Lo sbocco di questa situazione si ebbe con il discorso di Mussolini del 3 Gennaio 1925. Il discorso, più che un tentativo di difesa, rappresentava una sfida all’opposizione, una minaccia di usare la forza per far tacere le voci dissenzienti.

L’ostentata assunzione di “responsabilità politica, morale e storica” di quanto era avvenuto, era un modo di barare per togliere credibilità alle rivelazioni sui sinistri metodi adottati dal fascismo contro gli oppositori; per mettere in ridicolo l’esistenza della Ceka al Viminale; per dimostrare

l’infondatezza delle accuse degli avversari.

Il discorso rappresentava la fine dello stato liberale, distruggeva i rapporti tra maggioranza e minoranza, era, nella “storia politica d’Italia, come la Caporetto del vecchio liberalismo e l’esplicito inizio di una fase di reazione”. Il 3 Gennaio fu affermata, dunque, la dittatura aperta, la fine della collaborazione che le opposizioni avevano annunciato, aumentavano i poteri del capo del governo e le opposizioni dell’Aventino annunciavano:

“La maschera normalizzatrice e costituzionale del fascismo è caduta. Il governo calpesta le leggi fondamentali dello stato, soffoca con arbitrio inaudito la libera voce della stampa, sopprime ogni diritto di riunione, mobilita le forze armate del suo partito mentre tollera e lascia impuniti le devastazioni e gli incendi contro i suoi avversari”.

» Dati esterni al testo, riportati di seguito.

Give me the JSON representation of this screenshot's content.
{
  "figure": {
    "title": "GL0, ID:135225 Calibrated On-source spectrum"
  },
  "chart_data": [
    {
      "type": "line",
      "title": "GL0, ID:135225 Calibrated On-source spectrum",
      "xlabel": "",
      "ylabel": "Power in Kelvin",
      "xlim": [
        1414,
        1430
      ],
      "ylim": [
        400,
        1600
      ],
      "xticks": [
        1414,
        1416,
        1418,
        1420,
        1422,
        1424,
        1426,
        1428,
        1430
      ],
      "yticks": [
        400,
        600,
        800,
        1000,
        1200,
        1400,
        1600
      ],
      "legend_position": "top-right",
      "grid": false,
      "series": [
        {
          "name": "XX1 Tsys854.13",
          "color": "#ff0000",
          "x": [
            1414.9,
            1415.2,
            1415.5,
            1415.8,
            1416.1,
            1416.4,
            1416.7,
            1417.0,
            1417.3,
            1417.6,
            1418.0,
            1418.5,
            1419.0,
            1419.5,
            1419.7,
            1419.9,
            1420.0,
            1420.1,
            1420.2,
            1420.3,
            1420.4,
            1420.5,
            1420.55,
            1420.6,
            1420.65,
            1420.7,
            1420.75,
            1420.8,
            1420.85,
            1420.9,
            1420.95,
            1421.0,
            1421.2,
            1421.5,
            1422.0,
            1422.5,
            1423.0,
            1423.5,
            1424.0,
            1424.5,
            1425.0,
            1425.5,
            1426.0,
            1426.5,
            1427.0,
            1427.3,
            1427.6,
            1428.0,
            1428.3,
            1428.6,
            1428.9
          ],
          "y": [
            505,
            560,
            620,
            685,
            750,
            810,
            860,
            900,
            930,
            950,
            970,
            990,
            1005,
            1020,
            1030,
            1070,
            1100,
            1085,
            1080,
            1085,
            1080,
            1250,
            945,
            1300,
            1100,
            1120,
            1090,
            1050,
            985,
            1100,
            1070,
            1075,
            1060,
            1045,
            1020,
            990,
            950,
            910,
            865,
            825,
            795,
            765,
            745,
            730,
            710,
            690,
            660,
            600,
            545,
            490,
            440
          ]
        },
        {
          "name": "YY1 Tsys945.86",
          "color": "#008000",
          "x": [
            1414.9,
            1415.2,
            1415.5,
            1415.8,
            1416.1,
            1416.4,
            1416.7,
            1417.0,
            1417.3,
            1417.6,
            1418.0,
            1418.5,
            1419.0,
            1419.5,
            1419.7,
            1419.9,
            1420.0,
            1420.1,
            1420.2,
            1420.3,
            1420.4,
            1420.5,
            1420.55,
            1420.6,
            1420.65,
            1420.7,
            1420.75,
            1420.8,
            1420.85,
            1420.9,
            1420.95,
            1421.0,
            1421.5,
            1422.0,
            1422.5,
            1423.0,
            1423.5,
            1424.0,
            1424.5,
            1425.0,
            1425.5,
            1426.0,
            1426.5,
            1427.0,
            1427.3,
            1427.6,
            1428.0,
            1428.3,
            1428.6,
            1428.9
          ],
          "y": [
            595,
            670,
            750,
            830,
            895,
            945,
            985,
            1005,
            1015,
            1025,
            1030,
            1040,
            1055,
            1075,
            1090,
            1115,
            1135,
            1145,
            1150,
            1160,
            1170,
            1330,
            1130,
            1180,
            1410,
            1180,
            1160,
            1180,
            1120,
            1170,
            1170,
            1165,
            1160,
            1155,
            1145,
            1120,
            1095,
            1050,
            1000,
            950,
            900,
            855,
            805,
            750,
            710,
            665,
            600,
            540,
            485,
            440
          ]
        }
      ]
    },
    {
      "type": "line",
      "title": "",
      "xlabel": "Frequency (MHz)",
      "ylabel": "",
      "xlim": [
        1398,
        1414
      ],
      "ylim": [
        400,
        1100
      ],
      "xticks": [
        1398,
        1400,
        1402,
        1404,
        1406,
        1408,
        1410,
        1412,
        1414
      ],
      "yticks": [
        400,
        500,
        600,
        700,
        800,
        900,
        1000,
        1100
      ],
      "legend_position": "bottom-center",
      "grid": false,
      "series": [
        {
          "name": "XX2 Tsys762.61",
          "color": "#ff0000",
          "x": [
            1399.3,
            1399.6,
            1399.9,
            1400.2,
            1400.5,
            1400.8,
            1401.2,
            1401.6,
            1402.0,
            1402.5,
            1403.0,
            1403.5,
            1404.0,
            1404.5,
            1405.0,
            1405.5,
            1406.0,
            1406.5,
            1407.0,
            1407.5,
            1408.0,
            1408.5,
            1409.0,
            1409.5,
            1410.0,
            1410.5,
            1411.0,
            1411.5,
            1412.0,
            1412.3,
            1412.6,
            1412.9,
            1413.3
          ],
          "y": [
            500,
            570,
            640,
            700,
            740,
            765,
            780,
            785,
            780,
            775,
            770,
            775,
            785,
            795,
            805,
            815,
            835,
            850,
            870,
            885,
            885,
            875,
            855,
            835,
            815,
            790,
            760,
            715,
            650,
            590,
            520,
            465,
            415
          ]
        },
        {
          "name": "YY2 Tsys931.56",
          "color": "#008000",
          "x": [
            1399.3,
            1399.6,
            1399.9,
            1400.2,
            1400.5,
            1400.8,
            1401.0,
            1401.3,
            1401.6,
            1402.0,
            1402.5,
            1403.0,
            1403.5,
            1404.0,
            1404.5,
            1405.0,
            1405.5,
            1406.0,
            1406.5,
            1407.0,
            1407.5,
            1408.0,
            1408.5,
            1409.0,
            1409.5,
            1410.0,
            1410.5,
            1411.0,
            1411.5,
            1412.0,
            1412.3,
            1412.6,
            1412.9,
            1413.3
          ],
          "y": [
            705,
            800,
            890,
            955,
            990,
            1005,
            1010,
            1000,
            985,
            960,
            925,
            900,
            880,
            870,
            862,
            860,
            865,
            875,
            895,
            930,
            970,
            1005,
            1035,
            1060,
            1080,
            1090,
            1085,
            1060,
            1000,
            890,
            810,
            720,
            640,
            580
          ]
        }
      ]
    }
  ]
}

Solo molti anni dopo arriverà il crollo del regime, precisamente il 25 Luglio del ’43, a dimostrazione che il fascismo godrà di un vasto consenso, capace di tenerlo in vita per un ventennio.

Mi piace concludere questa riflessione riportando un giudizio storiografico di Giorgio Candeloro, eminente studioso, il quale scriveva:” […] il fascismo ha con la storia precedente e con quella successiva dell’Italia un rapporto di continuità e rottura. Dall’Italia liberale il fascismo ha ereditato non solo alcune istituzioni (come la monarchia, la burocrazia, l’esercito, ecc.) e alcune tendenze di politica estera […]. D’altra parte, rispetto all’Italia post-fascista, la rottura rappresentata dalla Resistenza e poi dall’istituzione della repubblica con una Costituzione democratica è certo molto notevole.”

E a proposito di ciò che è accaduto nelle ultime settimane, è utilissimo rileggere quanto aveva annotato nel suo diario don Giovanni Minzoni, parroco di Argenta, caduto vittima dei sicari di Italo Balbo il 24 agosto 1923:” Tutte le sere che ritorno a casa passo dinanzi alla Camera del lavoro e […] ogni volta m’assale un sentimento d’invidia: quanto amerei essere là dentro; quanto bramerei d’affratellarmi a questa religione nascente; sentire più da vicino pulsare il cuore di questo organismo nuovo che è destinato – qualunque sia il suo atteggiamento odierno – a divenire una religione, e Dio voglia la religione dell’avvenire”.